Gold injections - According to Medicine net "Your doctor will be closely monitoring certain lab tests (e.g., white blood cells, platelets) before you start therapy and before each injection. It is important that you keep all medical/lab appointments." 


Azathioprine or Imuran - Same tests as for Enbrel. According to the John Hopkins website: "Screening for levels of the enzyme thiopurine methyltransferase (TPMT) is recommended before initiating therapy with azathioprine.  Certain individuals have deficiencies in this enzyme that metabolizes azathioprine with a concomitantly increased risk of toxicitiy for the medication. "


This list is just a test wish list that as an empowered patient you can talk with your rheumatologist about and other specialists that you may want to include in your healthcare team to monitor your health. And by all means if you are experiencing something that is not normal for you, do report it to your rheumatologist. Every person experiences medications differently and just because the side effect isn't listed somewhere, doesn't mean you shouldn't report it to your doctor.

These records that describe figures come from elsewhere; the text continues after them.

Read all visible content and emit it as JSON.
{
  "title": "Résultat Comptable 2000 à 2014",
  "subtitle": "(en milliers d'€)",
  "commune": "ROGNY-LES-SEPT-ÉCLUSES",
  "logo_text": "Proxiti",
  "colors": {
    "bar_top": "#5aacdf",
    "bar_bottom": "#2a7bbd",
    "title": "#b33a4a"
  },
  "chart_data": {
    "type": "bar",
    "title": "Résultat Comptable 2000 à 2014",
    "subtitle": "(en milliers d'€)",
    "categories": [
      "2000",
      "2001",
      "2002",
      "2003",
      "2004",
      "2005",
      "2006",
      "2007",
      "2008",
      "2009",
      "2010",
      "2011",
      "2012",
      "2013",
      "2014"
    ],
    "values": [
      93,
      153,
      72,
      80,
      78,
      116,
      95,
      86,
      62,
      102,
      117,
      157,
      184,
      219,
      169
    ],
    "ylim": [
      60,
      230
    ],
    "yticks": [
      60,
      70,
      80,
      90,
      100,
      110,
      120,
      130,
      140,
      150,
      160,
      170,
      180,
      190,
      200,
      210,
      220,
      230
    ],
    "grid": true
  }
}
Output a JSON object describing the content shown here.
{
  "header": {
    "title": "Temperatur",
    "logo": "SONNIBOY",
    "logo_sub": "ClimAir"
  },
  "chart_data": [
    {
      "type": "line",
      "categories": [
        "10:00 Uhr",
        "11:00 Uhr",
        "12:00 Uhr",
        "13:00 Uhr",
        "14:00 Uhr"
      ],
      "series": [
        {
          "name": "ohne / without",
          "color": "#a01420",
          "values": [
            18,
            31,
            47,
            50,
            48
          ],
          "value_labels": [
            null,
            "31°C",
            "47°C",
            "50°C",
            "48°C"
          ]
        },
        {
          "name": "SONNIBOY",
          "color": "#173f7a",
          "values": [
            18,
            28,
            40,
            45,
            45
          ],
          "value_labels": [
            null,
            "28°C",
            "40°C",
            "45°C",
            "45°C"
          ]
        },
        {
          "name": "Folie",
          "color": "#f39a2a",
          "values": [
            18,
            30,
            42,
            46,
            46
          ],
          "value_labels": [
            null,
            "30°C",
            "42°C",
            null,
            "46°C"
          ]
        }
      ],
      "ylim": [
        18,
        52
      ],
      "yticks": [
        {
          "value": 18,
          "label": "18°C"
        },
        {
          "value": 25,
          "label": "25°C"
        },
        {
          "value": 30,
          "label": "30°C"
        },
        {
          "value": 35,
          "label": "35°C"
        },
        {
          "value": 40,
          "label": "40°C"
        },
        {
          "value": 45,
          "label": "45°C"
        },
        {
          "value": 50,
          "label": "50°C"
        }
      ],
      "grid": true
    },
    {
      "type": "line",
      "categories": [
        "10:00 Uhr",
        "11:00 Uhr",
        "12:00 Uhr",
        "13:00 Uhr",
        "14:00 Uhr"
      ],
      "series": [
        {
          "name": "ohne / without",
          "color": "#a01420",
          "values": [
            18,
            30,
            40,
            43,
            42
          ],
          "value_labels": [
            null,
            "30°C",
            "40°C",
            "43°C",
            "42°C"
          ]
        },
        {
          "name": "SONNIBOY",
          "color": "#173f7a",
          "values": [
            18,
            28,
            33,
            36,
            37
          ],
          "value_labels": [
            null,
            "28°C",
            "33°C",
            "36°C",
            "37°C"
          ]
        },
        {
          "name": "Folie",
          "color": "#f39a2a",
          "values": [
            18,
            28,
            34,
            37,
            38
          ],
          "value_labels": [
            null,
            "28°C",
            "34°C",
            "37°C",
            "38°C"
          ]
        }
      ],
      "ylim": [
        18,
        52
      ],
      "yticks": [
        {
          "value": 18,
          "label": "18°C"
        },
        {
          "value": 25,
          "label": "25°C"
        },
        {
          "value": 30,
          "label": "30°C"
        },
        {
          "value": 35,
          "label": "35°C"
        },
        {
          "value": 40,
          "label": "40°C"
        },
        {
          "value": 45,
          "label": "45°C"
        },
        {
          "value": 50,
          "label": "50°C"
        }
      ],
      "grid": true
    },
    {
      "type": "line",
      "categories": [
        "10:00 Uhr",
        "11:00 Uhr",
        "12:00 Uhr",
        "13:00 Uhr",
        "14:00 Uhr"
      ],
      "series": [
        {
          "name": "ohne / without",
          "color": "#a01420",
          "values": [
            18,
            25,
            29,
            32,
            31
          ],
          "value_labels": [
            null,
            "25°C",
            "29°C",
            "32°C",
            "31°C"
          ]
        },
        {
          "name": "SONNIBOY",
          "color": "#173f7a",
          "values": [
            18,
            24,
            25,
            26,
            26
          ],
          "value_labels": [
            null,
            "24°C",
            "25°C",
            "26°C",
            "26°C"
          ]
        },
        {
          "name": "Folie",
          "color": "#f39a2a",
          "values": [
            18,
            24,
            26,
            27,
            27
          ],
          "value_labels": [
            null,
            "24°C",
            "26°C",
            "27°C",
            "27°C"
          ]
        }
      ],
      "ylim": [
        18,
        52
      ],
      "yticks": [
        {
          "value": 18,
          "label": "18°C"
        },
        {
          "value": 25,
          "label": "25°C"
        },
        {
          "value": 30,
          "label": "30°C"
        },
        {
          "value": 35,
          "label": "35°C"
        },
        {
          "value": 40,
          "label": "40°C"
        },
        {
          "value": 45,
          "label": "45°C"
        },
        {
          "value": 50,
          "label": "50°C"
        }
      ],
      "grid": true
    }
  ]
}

I want you to improve your life which means containing your ra. I know there are no cures...yet. But hopefully this wish list of mine will keep you healthier and give you a heads up of things to keep an eye on. And do, by all means, inform any other specialist that might be caring for you of medication changes or proposed medication changes. For example if you are seeing a pulmanologist, cardiologist, or under the care of a doctor for any previous cancers....talk to them before you start any new medication for ra. Often a medication may not be advisible by another doctor treating you for something other then your ra. Be sure your doctors are talking to one another or do the talking yourself if your team doesn't want to play together.


And while I am at this wishing thing...anyone out there know of a fairy Godmother I can put into action to sprinkle fairy dust on all of us so that we can sprout wings and fly.  Nevermind...I'll just go find a medication that has this side effect...just kidding.